The family of Kangol, born Shaun Shiller Fequiere, confirmed in a statement that the 55-year-old died around 3 a.m. in a New York hospital. He had been diagnosed with stage 4 cancer in February 2021.
In late November, the emcee shared a photo on Instagram with fellow rapper LL Cool J after undergoing surgery. “Mr. G.O.A.T. himself L.L.COOL J @llcoolj @rockthebells visited me and elevated my healing energies in ways doctors can never duplicate. Thank you Baby Bro. I love you man,” he wrote in the post’s caption.
The Brooklyn-born musician has been touted as one of the pioneering faces of hip-hop.
Known for his breakdancing, rapping and producing abilities, Kangol and his group shot to fame after their 80s hits “Ya Cold Wanna Be With Me” and “Roxanne, Roxanne” — which launched one of the most iconic rap rivalries dubbed the Roxanne Wars.
The song was about the trio being repeatedly denied by a “stuck up hottie,” slighting the then 14-year-old rapstress Roxanne Shante.
The song set off between 30 to 100 response tracks from Shante, U.T.F.O., Adelaida “The Real Roxanne” Martinez and others, and launched the careers of U.T.F.O and Shante.
In more recent years, Kangol has been raising awareness for cancer prevention and screenings.
He co-founded the Mama Luke Foundation, a hip-hop breast cancer awareness organization, with Minister Shaunda Lumpkin.
Some of their efforts included an annual event called “Waiting For a Cure” during breast cancer awareness month, where famous artists like Shante, Doug E. Fresh and Raheim from Grandmaster Flash and The Furious 5 helped to serve fans food. In 2012, the organization was honored by the American Cancer Society for its cancer prevention and advocacy programs.
In February, Kangol shared with PIX 11 that he had been recently diagnosed with cancer and advocated for the members of the Black community to get screened for the deadly disease.

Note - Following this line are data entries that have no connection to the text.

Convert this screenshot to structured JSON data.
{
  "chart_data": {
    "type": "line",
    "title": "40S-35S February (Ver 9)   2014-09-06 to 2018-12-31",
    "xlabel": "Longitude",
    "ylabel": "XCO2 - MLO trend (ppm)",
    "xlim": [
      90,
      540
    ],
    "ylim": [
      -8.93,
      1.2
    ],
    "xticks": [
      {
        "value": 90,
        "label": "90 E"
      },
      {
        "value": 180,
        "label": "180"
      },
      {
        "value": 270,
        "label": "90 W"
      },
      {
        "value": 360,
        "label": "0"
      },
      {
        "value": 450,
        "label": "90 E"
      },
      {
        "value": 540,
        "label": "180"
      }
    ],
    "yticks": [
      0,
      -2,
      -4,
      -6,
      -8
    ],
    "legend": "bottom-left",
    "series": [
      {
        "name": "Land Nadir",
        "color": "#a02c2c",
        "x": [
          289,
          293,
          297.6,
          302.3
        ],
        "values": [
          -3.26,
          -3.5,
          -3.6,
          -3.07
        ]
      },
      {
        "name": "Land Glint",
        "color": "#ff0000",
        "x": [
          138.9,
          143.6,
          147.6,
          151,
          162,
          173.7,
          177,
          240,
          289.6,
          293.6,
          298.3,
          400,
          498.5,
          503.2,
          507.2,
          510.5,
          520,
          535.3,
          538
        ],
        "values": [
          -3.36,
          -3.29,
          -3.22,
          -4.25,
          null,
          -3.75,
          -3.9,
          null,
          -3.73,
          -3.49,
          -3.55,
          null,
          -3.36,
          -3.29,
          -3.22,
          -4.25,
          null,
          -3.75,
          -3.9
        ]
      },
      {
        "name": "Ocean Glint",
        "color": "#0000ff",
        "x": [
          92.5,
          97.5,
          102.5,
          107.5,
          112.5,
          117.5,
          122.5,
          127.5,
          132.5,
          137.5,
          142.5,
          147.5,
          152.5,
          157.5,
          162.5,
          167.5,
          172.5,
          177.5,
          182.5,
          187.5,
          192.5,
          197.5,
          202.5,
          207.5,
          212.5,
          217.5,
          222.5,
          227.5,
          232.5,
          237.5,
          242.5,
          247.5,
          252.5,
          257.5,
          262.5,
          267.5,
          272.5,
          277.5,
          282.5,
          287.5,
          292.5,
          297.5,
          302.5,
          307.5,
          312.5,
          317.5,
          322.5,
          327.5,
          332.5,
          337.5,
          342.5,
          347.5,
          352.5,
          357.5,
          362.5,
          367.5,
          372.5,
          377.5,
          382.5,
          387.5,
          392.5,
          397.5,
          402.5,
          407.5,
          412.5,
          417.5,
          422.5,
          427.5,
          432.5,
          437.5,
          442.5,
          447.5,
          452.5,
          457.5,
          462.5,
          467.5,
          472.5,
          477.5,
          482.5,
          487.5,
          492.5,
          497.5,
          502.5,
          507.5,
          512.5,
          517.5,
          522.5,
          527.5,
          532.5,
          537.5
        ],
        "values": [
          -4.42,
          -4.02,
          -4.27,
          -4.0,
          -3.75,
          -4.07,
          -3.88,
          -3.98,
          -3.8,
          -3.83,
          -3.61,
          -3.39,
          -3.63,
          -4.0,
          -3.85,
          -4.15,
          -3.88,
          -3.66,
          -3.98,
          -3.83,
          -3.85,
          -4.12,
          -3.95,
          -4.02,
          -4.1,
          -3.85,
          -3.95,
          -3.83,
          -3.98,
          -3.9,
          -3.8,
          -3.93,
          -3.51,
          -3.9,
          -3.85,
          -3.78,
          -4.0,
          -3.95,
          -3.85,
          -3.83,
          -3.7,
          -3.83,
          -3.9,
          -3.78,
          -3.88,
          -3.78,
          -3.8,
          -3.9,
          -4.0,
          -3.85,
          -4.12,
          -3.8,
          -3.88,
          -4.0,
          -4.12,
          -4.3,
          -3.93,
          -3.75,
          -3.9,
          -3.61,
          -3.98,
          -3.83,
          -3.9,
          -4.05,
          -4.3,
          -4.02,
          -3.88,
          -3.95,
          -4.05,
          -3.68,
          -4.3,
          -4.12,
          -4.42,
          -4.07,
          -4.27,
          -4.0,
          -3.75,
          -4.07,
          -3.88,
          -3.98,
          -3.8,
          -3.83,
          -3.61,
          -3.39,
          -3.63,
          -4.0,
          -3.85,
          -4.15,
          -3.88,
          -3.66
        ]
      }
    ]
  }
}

“If this interview can save one person’s life, then it was absolutely worth it,” said the rapper after sharing the warning signs of the cancer and pressing for early screenings.
African Americans are 20% more likely to get colorectal cancer than other groups and nearly 40% more likely to die from the disease.

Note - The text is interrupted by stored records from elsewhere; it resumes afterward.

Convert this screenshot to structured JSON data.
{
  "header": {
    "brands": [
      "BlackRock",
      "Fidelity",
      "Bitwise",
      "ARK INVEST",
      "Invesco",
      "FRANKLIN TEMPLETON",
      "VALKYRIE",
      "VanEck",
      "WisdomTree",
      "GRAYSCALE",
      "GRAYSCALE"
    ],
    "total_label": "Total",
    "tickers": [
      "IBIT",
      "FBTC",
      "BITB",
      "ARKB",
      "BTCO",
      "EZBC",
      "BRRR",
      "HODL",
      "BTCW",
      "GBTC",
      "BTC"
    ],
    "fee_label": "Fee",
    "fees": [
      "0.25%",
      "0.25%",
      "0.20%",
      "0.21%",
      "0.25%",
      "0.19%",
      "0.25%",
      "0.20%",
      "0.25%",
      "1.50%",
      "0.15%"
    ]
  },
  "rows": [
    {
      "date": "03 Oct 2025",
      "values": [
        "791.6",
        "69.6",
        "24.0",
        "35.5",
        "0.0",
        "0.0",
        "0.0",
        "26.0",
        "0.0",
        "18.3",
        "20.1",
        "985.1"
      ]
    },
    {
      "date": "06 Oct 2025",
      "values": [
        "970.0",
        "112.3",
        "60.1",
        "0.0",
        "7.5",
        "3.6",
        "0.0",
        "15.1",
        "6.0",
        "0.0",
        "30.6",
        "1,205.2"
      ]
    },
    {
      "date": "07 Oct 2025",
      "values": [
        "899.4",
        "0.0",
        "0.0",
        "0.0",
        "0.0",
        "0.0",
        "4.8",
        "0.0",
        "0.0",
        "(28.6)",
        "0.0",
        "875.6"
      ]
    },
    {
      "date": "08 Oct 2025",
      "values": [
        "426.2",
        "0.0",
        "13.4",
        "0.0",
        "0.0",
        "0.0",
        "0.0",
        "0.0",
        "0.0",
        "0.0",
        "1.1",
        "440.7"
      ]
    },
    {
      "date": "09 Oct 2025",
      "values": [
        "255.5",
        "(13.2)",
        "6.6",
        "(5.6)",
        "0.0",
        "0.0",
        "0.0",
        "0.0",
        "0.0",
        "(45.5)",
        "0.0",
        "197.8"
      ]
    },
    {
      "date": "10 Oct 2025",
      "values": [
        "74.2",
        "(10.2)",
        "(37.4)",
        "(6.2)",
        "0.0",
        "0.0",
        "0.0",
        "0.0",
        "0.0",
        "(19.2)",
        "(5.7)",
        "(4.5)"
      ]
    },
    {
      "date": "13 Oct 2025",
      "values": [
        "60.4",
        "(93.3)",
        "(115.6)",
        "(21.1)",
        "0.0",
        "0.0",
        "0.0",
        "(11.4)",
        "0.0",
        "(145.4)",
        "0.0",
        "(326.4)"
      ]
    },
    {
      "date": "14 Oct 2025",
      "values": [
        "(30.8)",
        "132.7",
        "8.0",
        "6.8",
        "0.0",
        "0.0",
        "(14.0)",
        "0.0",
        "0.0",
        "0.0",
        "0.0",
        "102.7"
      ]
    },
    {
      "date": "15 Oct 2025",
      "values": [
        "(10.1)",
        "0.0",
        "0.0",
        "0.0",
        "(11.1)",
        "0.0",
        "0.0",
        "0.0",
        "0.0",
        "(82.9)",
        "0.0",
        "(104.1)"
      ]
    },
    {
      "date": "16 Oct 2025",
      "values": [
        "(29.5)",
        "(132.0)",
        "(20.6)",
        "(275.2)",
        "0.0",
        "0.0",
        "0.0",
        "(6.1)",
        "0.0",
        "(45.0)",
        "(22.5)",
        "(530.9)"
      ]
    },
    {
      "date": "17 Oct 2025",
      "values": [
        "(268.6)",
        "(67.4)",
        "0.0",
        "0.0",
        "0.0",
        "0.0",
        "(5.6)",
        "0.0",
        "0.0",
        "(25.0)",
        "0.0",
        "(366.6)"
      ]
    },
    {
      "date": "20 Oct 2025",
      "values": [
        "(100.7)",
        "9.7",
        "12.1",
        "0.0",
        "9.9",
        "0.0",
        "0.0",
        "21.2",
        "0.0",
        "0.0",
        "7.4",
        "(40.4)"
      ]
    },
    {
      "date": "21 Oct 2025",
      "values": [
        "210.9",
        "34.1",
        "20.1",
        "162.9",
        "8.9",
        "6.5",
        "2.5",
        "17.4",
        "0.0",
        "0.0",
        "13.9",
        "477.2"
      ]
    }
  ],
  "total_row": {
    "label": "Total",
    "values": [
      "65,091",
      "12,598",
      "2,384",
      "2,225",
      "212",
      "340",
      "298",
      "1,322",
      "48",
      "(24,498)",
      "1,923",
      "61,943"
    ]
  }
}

Recently, RHOA husband Gregg Leakes and Black Panther star Chadwick Boseman both lost their battle with the disease after fighting it for several years.
Several hip-hop legends paid their respect to Kangol on social media.

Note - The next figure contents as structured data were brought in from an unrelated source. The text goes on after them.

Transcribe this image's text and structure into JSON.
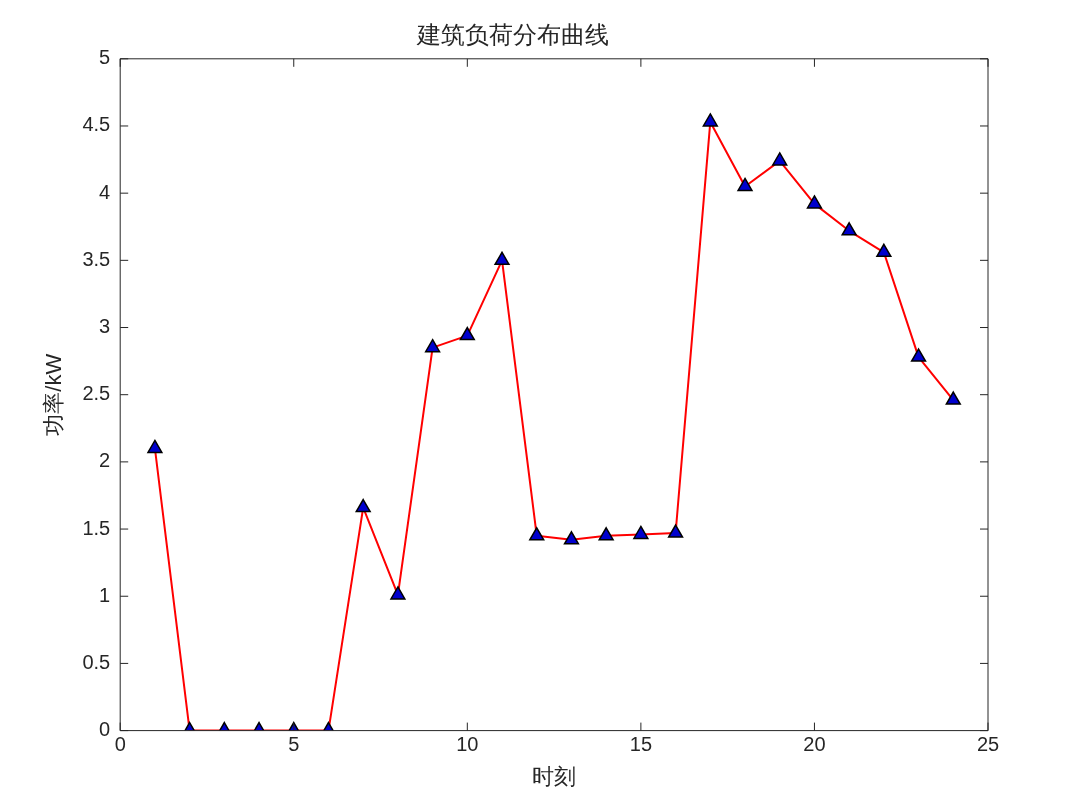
{
  "chart_data": {
    "type": "line",
    "title": "建筑负荷分布曲线",
    "xlabel": "时刻",
    "ylabel": "功率/kW",
    "x": [
      1,
      2,
      3,
      4,
      5,
      6,
      7,
      8,
      9,
      10,
      11,
      12,
      13,
      14,
      15,
      16,
      17,
      18,
      19,
      20,
      21,
      22,
      23,
      24
    ],
    "series": [
      {
        "color": "#ff0000",
        "colors": [
          "#0000cd",
          "#0000cd",
          "#0000cd",
          "#0000cd",
          "#0000cd",
          "#0000cd",
          "#0000cd",
          "#0000cd",
          "#0000cd",
          "#0000cd",
          "#0000cd",
          "#0000cd",
          "#0000cd",
          "#0000cd",
          "#0000cd",
          "#0000cd",
          "#0000cd",
          "#0000cd",
          "#0000cd",
          "#0000cd",
          "#0000cd",
          "#0000cd",
          "#0000cd",
          "#0000cd"
        ],
        "values": [
          2.1,
          0,
          0,
          0,
          0,
          0,
          1.66,
          1.01,
          2.85,
          2.94,
          3.5,
          1.45,
          1.42,
          1.45,
          1.46,
          1.47,
          4.53,
          4.05,
          4.24,
          3.92,
          3.72,
          3.56,
          2.78,
          2.46
        ]
      }
    ],
    "xlim": [
      0,
      25
    ],
    "xticks": [
      0,
      5,
      10,
      15,
      20,
      25
    ],
    "ylim": [
      0,
      5
    ],
    "yticks": [
      0,
      0.5,
      1,
      1.5,
      2,
      2.5,
      3,
      3.5,
      4,
      4.5,
      5
    ],
    "grid": false,
    "legend": false,
    "marker": "triangle",
    "line_style": "solid"
  }
}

“You made history with UTFO and Roxanne, Roxanne is such a monumental song,” wrote Big Daddy Kane on his Instagram. “Rest Well King!!!”
LL Cool J’s Rock the Bells also posted about Kangol, tweeting “Hip-Hop lost a legend today with the transitioning of [Kangol Kid] but his legacy will forever serve as a source of inspiration, courage, and love.”